Velando a la mamá, y a los abuelitos maternos está Antonina Borge Petrona, a ella le acompañan

en el lugar tres hermanas, dice que eran 15 hermanos pero solo viven 12 y todos se reúnen cada

año en ese sitio, con alegría y tristeza a la vez.

Más adelante está Rocío Ríos Castillo, quien narró la pérdida de su hermano Alejandro Ríos Castillo

quien murió hace 4 años en Estados Unidos. “Él era migrante, ya tenía cuatro años trabajando en

Carolina del Norte en la construcción, cuando un día volcó la camioneta en la que viajaba y murió”.

Esta fue una pérdida muy difícil de superar pues era el hermano mayor, a quien ya no volvieron a

ver con vida desde que se fue “al otro lado”.

Alejandro Ríos dejó a un pequeño de 8 años y a dos gemelitas, que ahora acuden también a velar a

su papá.

En el panteón viejo, el actual Presidente Municipal Demetrio Vallejo Juárez también veló a su

mamá y a su padre, lo acompaña su hermana Margarita y su cuñado Senobio Guzmán.
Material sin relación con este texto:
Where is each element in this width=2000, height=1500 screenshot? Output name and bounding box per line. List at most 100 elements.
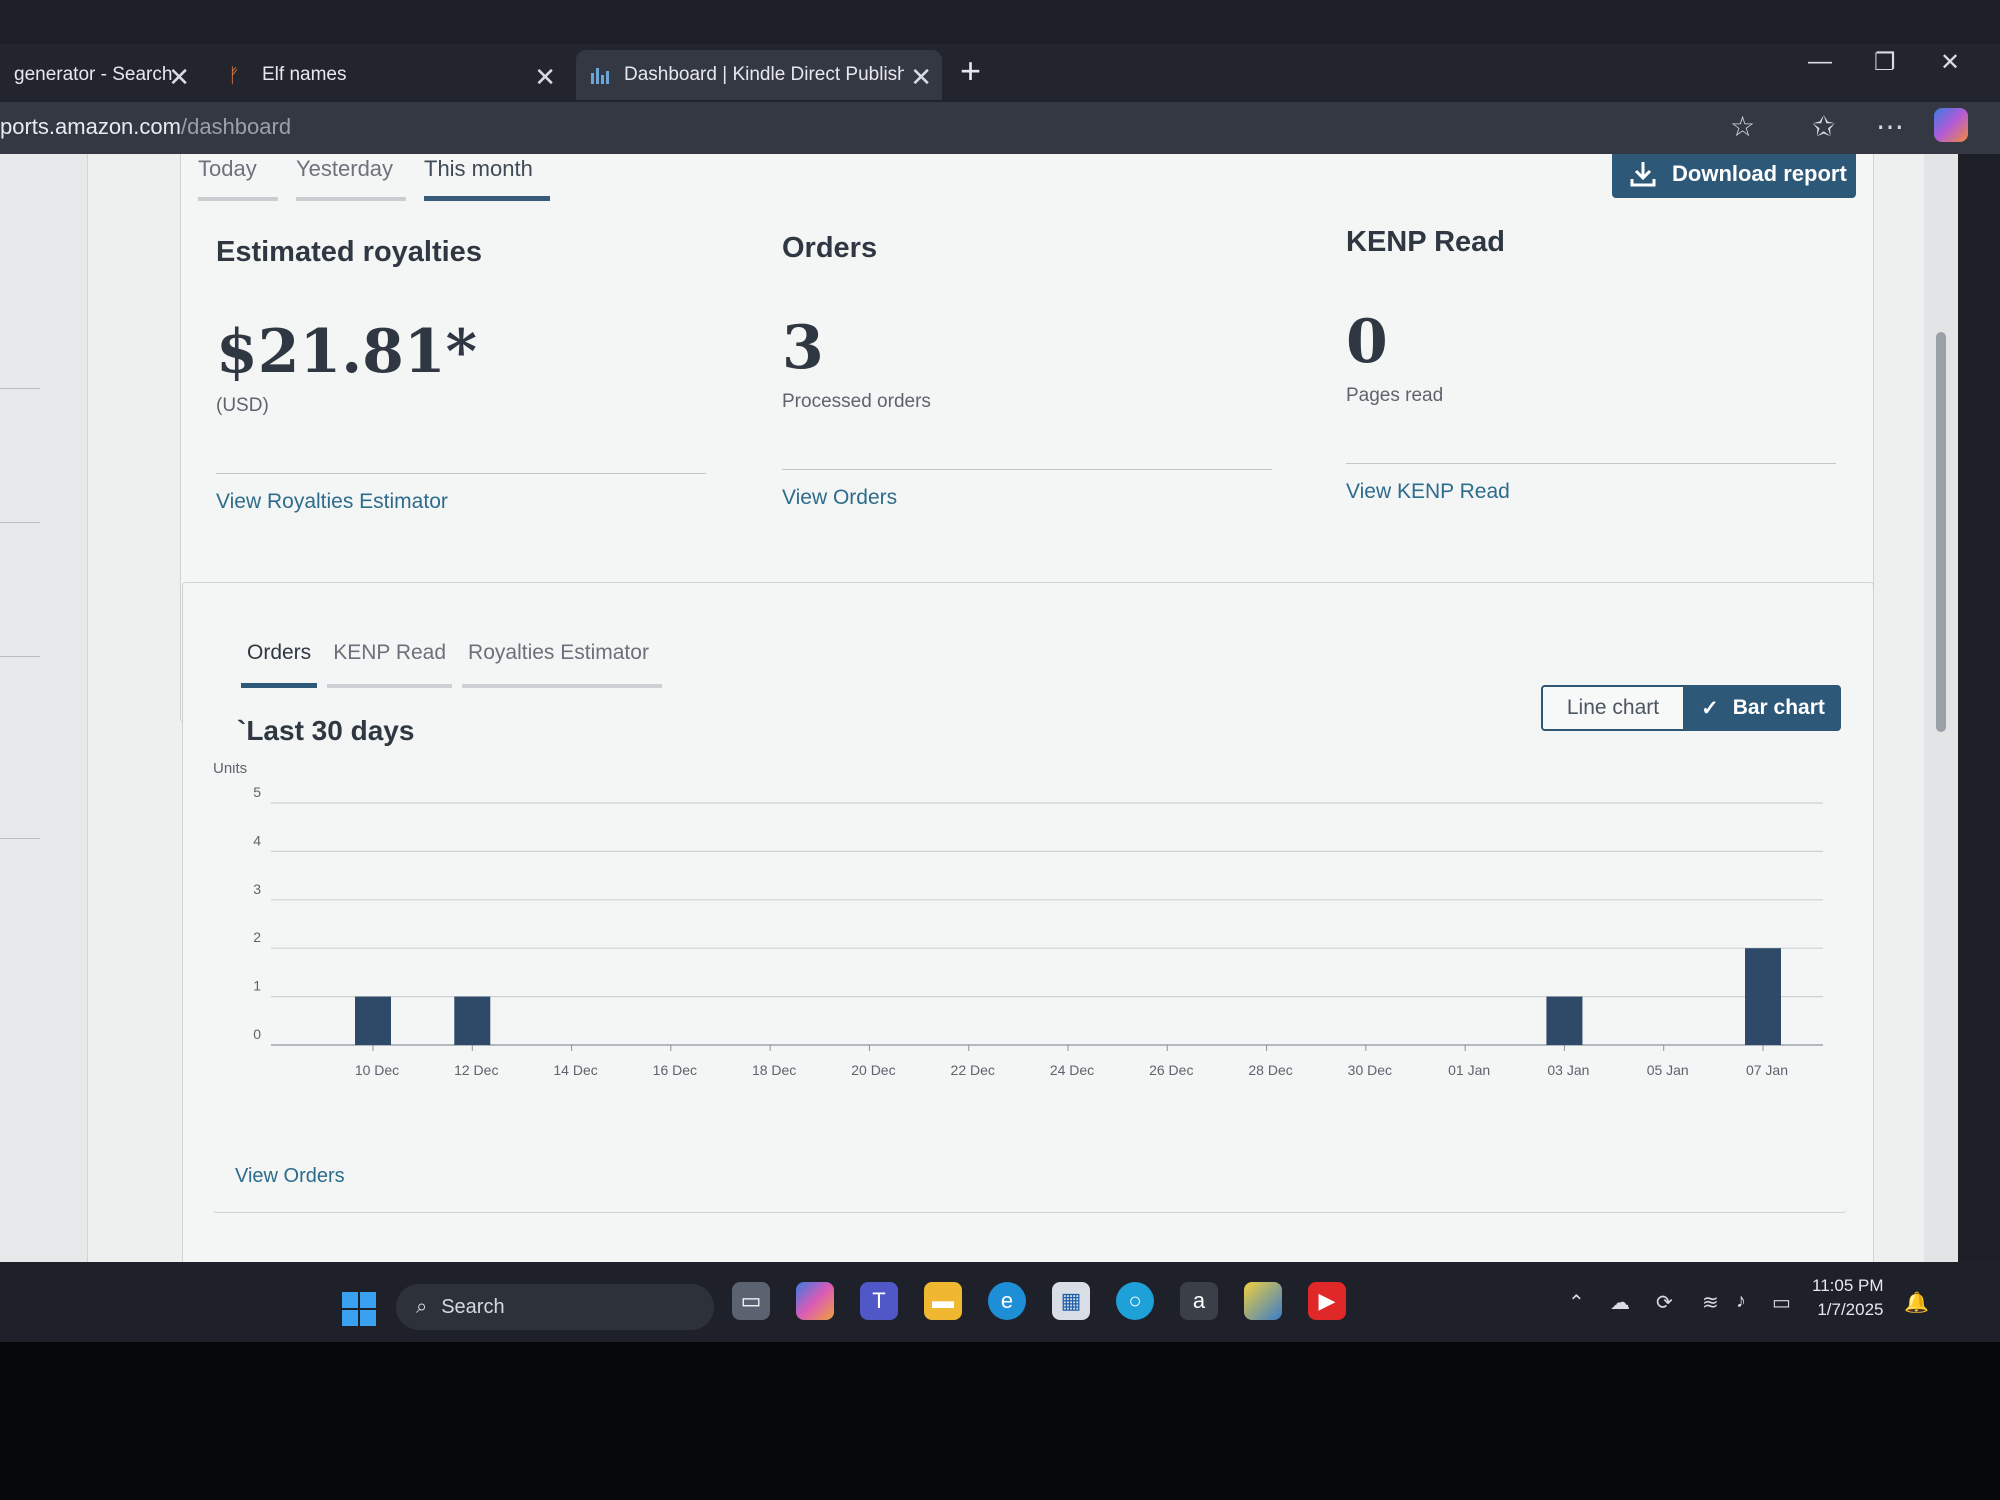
view-kenp-read-link[interactable]: View KENP Read bbox=[1346, 480, 1836, 504]
line-chart-label: Line chart bbox=[1566, 696, 1660, 719]
new-tab-button[interactable]: + bbox=[960, 50, 981, 92]
address-bar[interactable]: ports.amazon.com/dashboard ☆ ✩ ⋯ bbox=[0, 102, 2000, 154]
divider bbox=[782, 469, 1272, 470]
x-tick-label: 20 Dec bbox=[851, 1062, 895, 1078]
tab-label: Elf names bbox=[262, 64, 347, 85]
nav-divider bbox=[0, 838, 40, 839]
chart-view-orders-link[interactable]: View Orders bbox=[235, 1165, 345, 1188]
amazon-icon[interactable]: a bbox=[1180, 1282, 1218, 1320]
tab-kenp-read[interactable]: KENP Read bbox=[327, 641, 453, 688]
x-tick-label: 10 Dec bbox=[355, 1062, 399, 1078]
microsoft-store-icon[interactable]: ▦ bbox=[1052, 1282, 1090, 1320]
orders-bar-chart: Units 0 1 2 3 4 5 10 Dec 12 Dec 14 Dec 16 Dec 18 De… bbox=[213, 763, 1823, 1078]
x-tick-label: 14 Dec bbox=[553, 1062, 597, 1078]
close-icon[interactable]: ✕ bbox=[168, 62, 190, 93]
url-text[interactable]: ports.amazon.com/dashboard bbox=[0, 114, 291, 140]
desk-below-screen bbox=[0, 1342, 2000, 1500]
y-tick-label: 4 bbox=[253, 832, 261, 848]
clock-time: 11:05 PM bbox=[1812, 1276, 1884, 1295]
search-icon: ⌕ bbox=[416, 1295, 428, 1318]
favorites-list-icon[interactable]: ✩ bbox=[1812, 110, 1835, 143]
alexa-icon[interactable]: ○ bbox=[1116, 1282, 1154, 1320]
chart-title: `Last 30 days bbox=[237, 715, 415, 746]
royalties-title: Estimated royalties bbox=[216, 236, 482, 268]
orders-title: Orders bbox=[782, 232, 878, 264]
system-clock[interactable]: 11:05 PM 1/7/2025 bbox=[1812, 1274, 1884, 1322]
kenp-value: 0 bbox=[1346, 307, 1388, 377]
period-tabs: Today Yesterday This month bbox=[198, 156, 550, 201]
x-tick-label: 30 Dec bbox=[1348, 1062, 1392, 1078]
x-tick-label: 28 Dec bbox=[1248, 1062, 1292, 1078]
taskbar-search-label: Search bbox=[441, 1295, 505, 1318]
scrollbar-thumb[interactable] bbox=[1936, 332, 1946, 732]
vertical-scrollbar[interactable] bbox=[1924, 154, 1958, 1274]
x-tick-label: 07 Jan bbox=[1746, 1062, 1788, 1078]
minimize-icon[interactable]: — bbox=[1808, 48, 1832, 76]
youtube-icon[interactable]: ▶ bbox=[1308, 1282, 1346, 1320]
x-tick-label: 26 Dec bbox=[1149, 1062, 1193, 1078]
sync-icon[interactable]: ⟳ bbox=[1656, 1290, 1673, 1315]
tab-search[interactable]: generator - Search ✕ bbox=[0, 50, 200, 100]
bar bbox=[355, 996, 391, 1045]
windows-start-icon[interactable] bbox=[342, 1292, 376, 1326]
volume-icon[interactable]: ♪ bbox=[1736, 1290, 1746, 1313]
screen: generator - Search ✕ ᚠ Elf names ✕ Dashb… bbox=[0, 0, 2000, 1345]
view-orders-link[interactable]: View Orders bbox=[782, 486, 1272, 510]
x-tick-label: 18 Dec bbox=[752, 1062, 796, 1078]
restore-icon[interactable]: ❐ bbox=[1874, 48, 1896, 77]
chevron-up-icon[interactable]: ⌃ bbox=[1568, 1290, 1585, 1315]
tab-label: generator - Search bbox=[14, 64, 173, 85]
url-path: /dashboard bbox=[180, 114, 292, 139]
nav-divider bbox=[0, 656, 40, 657]
line-chart-button[interactable]: Line chart bbox=[1541, 685, 1685, 731]
close-window-icon[interactable]: ✕ bbox=[1940, 48, 1960, 77]
tab-elf-names[interactable]: ᚠ Elf names ✕ bbox=[214, 50, 566, 100]
divider bbox=[1346, 463, 1836, 464]
y-axis-label: Units bbox=[213, 763, 247, 777]
tab-royalties-estimator[interactable]: Royalties Estimator bbox=[462, 641, 663, 688]
y-tick-label: 1 bbox=[253, 978, 261, 994]
tab-yesterday[interactable]: Yesterday bbox=[296, 156, 406, 201]
bar-chart-button[interactable]: ✓ Bar chart bbox=[1685, 685, 1841, 731]
close-icon[interactable]: ✕ bbox=[534, 62, 556, 93]
royalties-metric: Estimated royalties $21.81* (USD) View R… bbox=[216, 236, 706, 514]
orders-metric: Orders 3 Processed orders View Orders bbox=[782, 232, 1272, 510]
battery-icon[interactable]: ▭ bbox=[1772, 1290, 1791, 1315]
copilot-app-icon[interactable] bbox=[796, 1282, 834, 1320]
tab-dashboard[interactable]: Dashboard | Kindle Direct Publish ✕ bbox=[576, 50, 942, 100]
copilot-icon[interactable] bbox=[1934, 108, 1968, 142]
y-tick-label: 5 bbox=[253, 784, 261, 800]
teams-icon[interactable]: T bbox=[860, 1282, 898, 1320]
close-icon[interactable]: ✕ bbox=[910, 62, 932, 93]
wifi-icon[interactable]: ≋ bbox=[1702, 1290, 1719, 1315]
more-options-icon[interactable]: ⋯ bbox=[1876, 110, 1904, 143]
divider bbox=[216, 473, 706, 474]
view-royalties-estimator-link[interactable]: View Royalties Estimator bbox=[216, 490, 706, 514]
tab-today[interactable]: Today bbox=[198, 156, 278, 201]
paint-app-icon[interactable] bbox=[1244, 1282, 1282, 1320]
chart-type-toggle: Line chart ✓ Bar chart bbox=[1541, 685, 1841, 731]
bar bbox=[1546, 996, 1583, 1045]
y-tick-label: 2 bbox=[253, 929, 261, 945]
download-report-button[interactable]: Download report bbox=[1612, 154, 1856, 198]
chart-tabs: Orders KENP Read Royalties Estimator bbox=[241, 641, 663, 688]
bar-chart-icon bbox=[591, 68, 609, 84]
favorite-star-icon[interactable]: ☆ bbox=[1730, 110, 1755, 143]
bar bbox=[1745, 948, 1781, 1045]
tab-this-month[interactable]: This month bbox=[424, 156, 550, 201]
onedrive-cloud-icon[interactable]: ☁ bbox=[1610, 1290, 1630, 1315]
edge-browser-icon[interactable]: e bbox=[988, 1282, 1026, 1320]
url-host: ports.amazon.com bbox=[0, 114, 181, 139]
taskbar-search[interactable]: ⌕ Search bbox=[396, 1284, 714, 1330]
file-explorer-icon[interactable]: ▬ bbox=[924, 1282, 962, 1320]
x-tick-label: 22 Dec bbox=[951, 1062, 995, 1078]
favicon-icon: ᚠ bbox=[228, 65, 240, 87]
royalties-currency: (USD) bbox=[216, 395, 269, 416]
x-tick-label: 01 Jan bbox=[1448, 1062, 1490, 1078]
task-view-icon[interactable]: ▭ bbox=[732, 1282, 770, 1320]
royalties-value: $21.81* bbox=[216, 317, 478, 387]
tab-orders[interactable]: Orders bbox=[241, 641, 318, 688]
kenp-title: KENP Read bbox=[1346, 226, 1506, 258]
notification-bell-icon[interactable]: 🔔 bbox=[1904, 1290, 1929, 1315]
check-icon: ✓ bbox=[1701, 696, 1719, 720]
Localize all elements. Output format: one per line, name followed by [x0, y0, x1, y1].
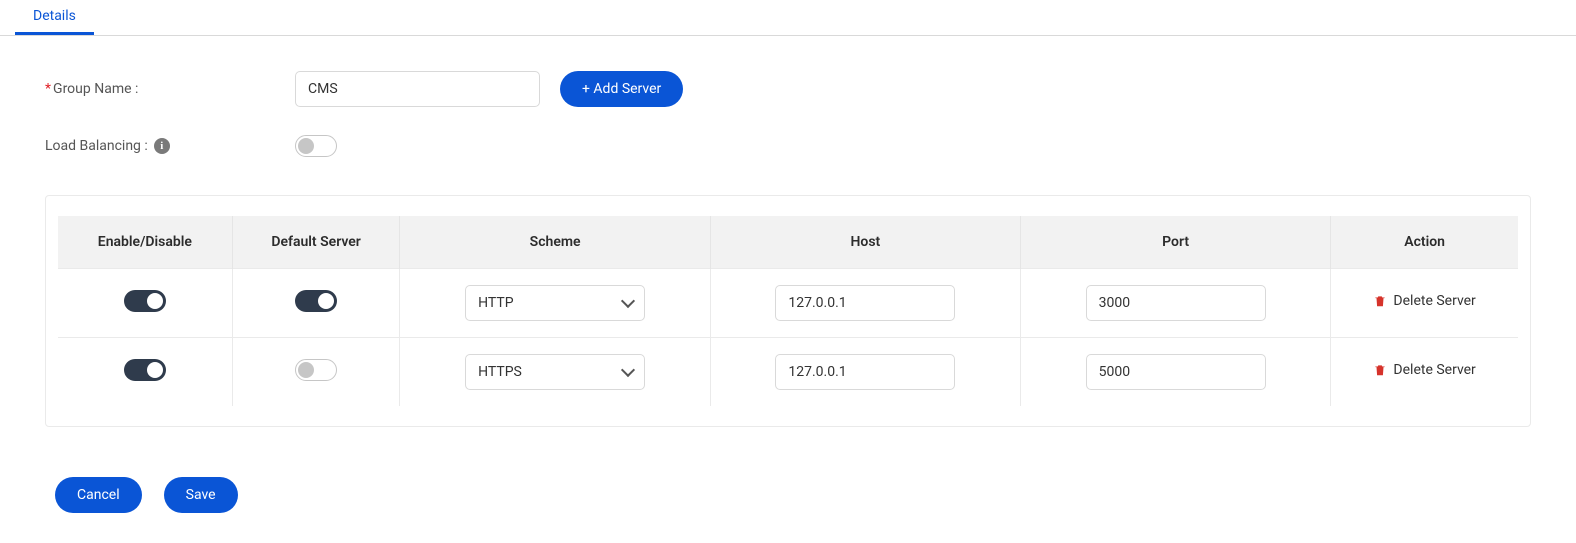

En una

misma sepultura están los padres del edil y a un lado un hermano muy querido. Ellos llenaron el

monumento de velas y dijeron que esperarían la primera luz de la mañana para retirarse.

Mientras que en el panteón nuevo está otra vez don Isaac Gutiérrez Rodríguez, ahora

expresidente municipal de Xochitlán, recordando a su mamá y a su esposa. A él le acompaña sus

hermanos quienes continúan también con esta tradición.

En el panteón nuevo hay cerca de 70 sepulturas, pero en ese sitio también la tradición se resiste a

morir. “En algún futuro aquí habrá más gente que nos deje para irse al más allá, mientras tanto

nosotros preservamos aquí también la tradición”, señalaron los pobladores.